Monte-Carlo Simulation Model for Predicting the Tensile Strength Distribution of Cross Laminated Timber

Author (affiliation)

Keita OGAWA (a), Hirofumi IDO (a), Masaki HARADA (a), Hirofumi NAGAO (a), Hideo KATO (a), Atsushi MIYATAKE (b)

(a) Department of Wood Engineering, FFPRI, Tsukuba, Ibaraki, Japan.

(b) Department of Wood-Based Materials, FFPRI, Tsukuba, Ibaraki, Japan.

Publication Journal

Journal of the Society of Materials Science, Japan、67(12):1087-1093, December 2018

Content introduction

A new Wood-based material which is named Cross-laminated timber (CLT) get a lot of attention recently in World’s building construction market. It is manufactured by adhesively laminating timber laminae such that their grain directions cross mutually. CLT is used as a thick and large plank material for floors and walls of a wooden structure. CLT is expected to be utilized for middle- and high-rise buildings; therefore, it is extremely important to understand the strength properties of CLT as a structural material. Many wooden material varies its strength according to tree species, locality, and individual tree. Accordingly, the CLT strength varies with the laminae used. An ideal method for estimating the strength properties of CLT is to conduct mechanical loading tests using full-scale CLT specimens. However, this testing method requires a large apparatus, and is consuming time and labor because CLT is characterized by its thickness and large plank.

Therefore, we developed a computerized method for estimating the strength properties of CLT without depending on practical testing of its laminae. We estimated the tensile strength of CLT using the test results of laminae which is obtained by using a testing machine for evaluating the laminae bending strength (already integrated in a manufacturing machine for Glued Laminated Timber). Using the strength data of the evaluated laminae, we virtually constructed CLT model on a computer using the Monte-Carlo method(note), and calculated the estimated value of its strength based on a tensile fracture model. Repeating 2,000 times this procedure, we virtually estimate the tensile strength of 2,000 of CLT specimens to comprehend their distributions.

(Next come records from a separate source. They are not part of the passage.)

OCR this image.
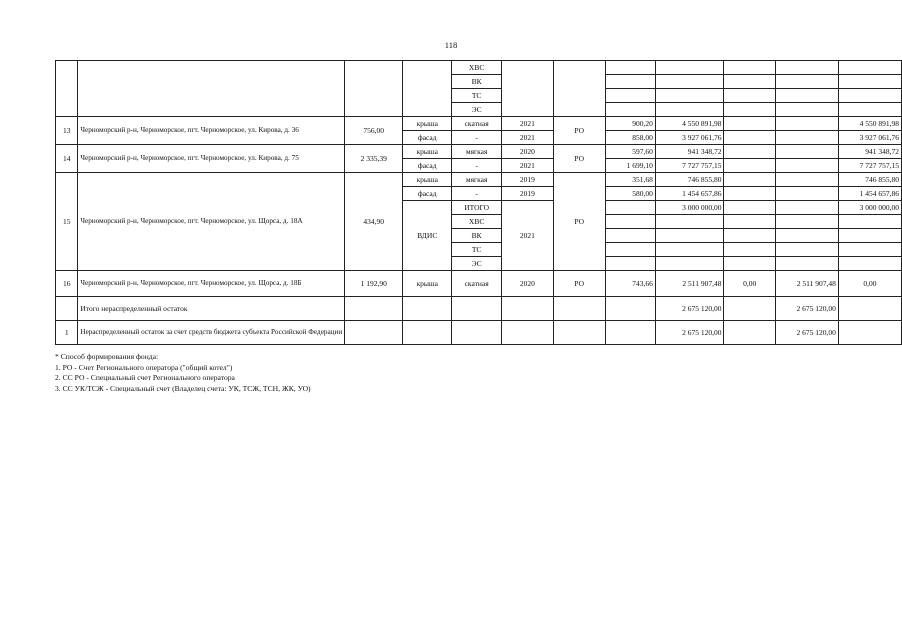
118
				ХВС							
				ВК							
				ТС							
				ЭС							
13	Черноморский р-н, Черноморское, пгт. Черноморское, ул. Кирова, д. 36	756,00	крыша	скатная	2021	РО	900,20	4 550 891,98			4 550 891,98
			фасад	-	2021		858,00	3 927 061,76			3 927 061,76
14	Черноморский р-н, Черноморское, пгт. Черноморское, ул. Кирова, д. 75	2 335,39	крыша	мягкая	2020	РО	597,60	941 348,72			941 348,72
			фасад	-	2021		1 699,10	7 727 757,15			7 727 757,15
15	Черноморский р-н, Черноморское, пгт. Черноморское, ул. Щорса, д. 18А	434,90	крыша	мягкая	2019	РО	351,68	746 855,80			746 855,80
			фасад	-	2019		580,00	1 454 657,86			1 454 657,86
			ВДИС	ИТОГО	2021			3 000 000,00			3 000 000,00
				ХВС							
				ВК							
				ТС							
				ЭС							
16	Черноморский р-н, Черноморское, пгт. Черноморское, ул. Щорса, д. 18Б	1 192,90	крыша	скатная	2020	РО	743,66	2 511 907,48	0,00	2 511 907,48	0,00
	Итого нераспределенный остаток							2 675 120,00		2 675 120,00	
1	Нераспределенный остаток за счет средств бюджета субъекта Российской Федерации							2 675 120,00		2 675 120,00	
* Способ формирования фонда:
1. РО - Счет Регионального оператора ("общий котел")
2. СС РО - Специальный счет Регионального оператора
3. СС УК/ТСЖ - Специальный счет (Владелец счета: УК, ТСЖ, ТСН, ЖК, УО)
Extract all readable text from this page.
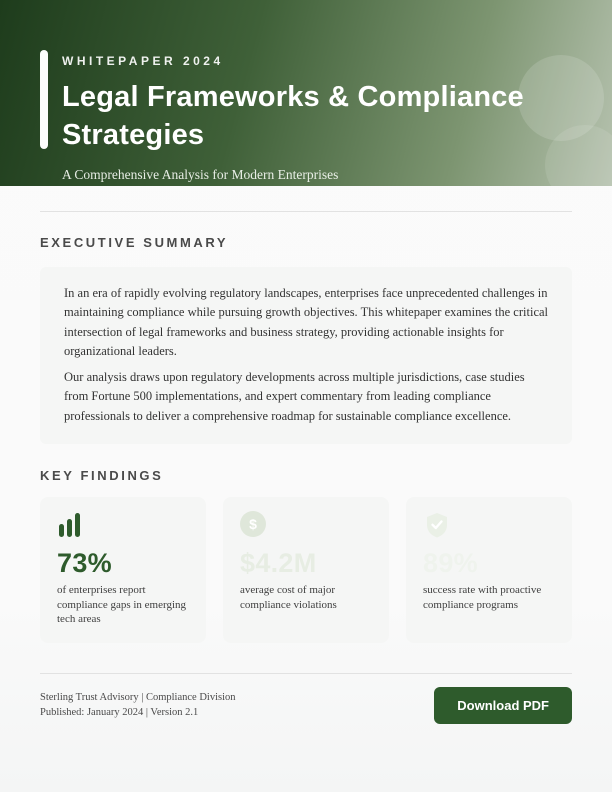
WHITEPAPER 2024
Legal Frameworks & Compliance Strategies
A Comprehensive Analysis for Modern Enterprises
EXECUTIVE SUMMARY

In an era of rapidly evolving regulatory landscapes, enterprises face unprecedented challenges in maintaining compliance while pursuing growth objectives. This whitepaper examines the critical intersection of legal frameworks and business strategy, providing actionable insights for organizational leaders.

Our analysis draws upon regulatory developments across multiple jurisdictions, case studies from Fortune 500 implementations, and expert commentary from leading compliance professionals to deliver a comprehensive roadmap for sustainable compliance excellence.

KEY FINDINGS
73%
of enterprises report compliance gaps in emerging tech areas
$
$4.2M
average cost of major compliance violations
89%
success rate with proactive compliance programs
Sterling Trust Advisory | Compliance Division
Published: January 2024 | Version 2.1	Download PDF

Because these calculations were performed on a personal computer, the tensile strength data of a large number of test specimens could be obtained without practically testing each piece. Also, we practically conducted a fracture test using the test pieces of CLT to confirm whether the estimated results could be regarded similar to the results obtained from the virtual fracture test.

Elucidation of the strength properties of CLT through such research will lead to the promotion and promote the utilization of CLT.

 (Note) This is a method of estimating the value through a simulation using random numbers. This method can be utilized in several fields because of the development of computers.

Figure1:We developed a method for estimate the distribution

Figure1. We developed a method for estimate the distribution of CLT’s tensile strength based on computer calculation using the tensile test results of its laminae. Also, we conducted practical tensile test using full-scale CLT specimens to confirm whether the estimation results could be regarded similar to the results obtained from the virtual fracture test.


Figure2:We compared the distribution (cumulative frequency) 
Figure2. We compared the distribution (cumulative frequency) of the tensile strength of CLT between the test results and the estimated results. Both results were mostly consistent, validating the efficiency of our estimation method.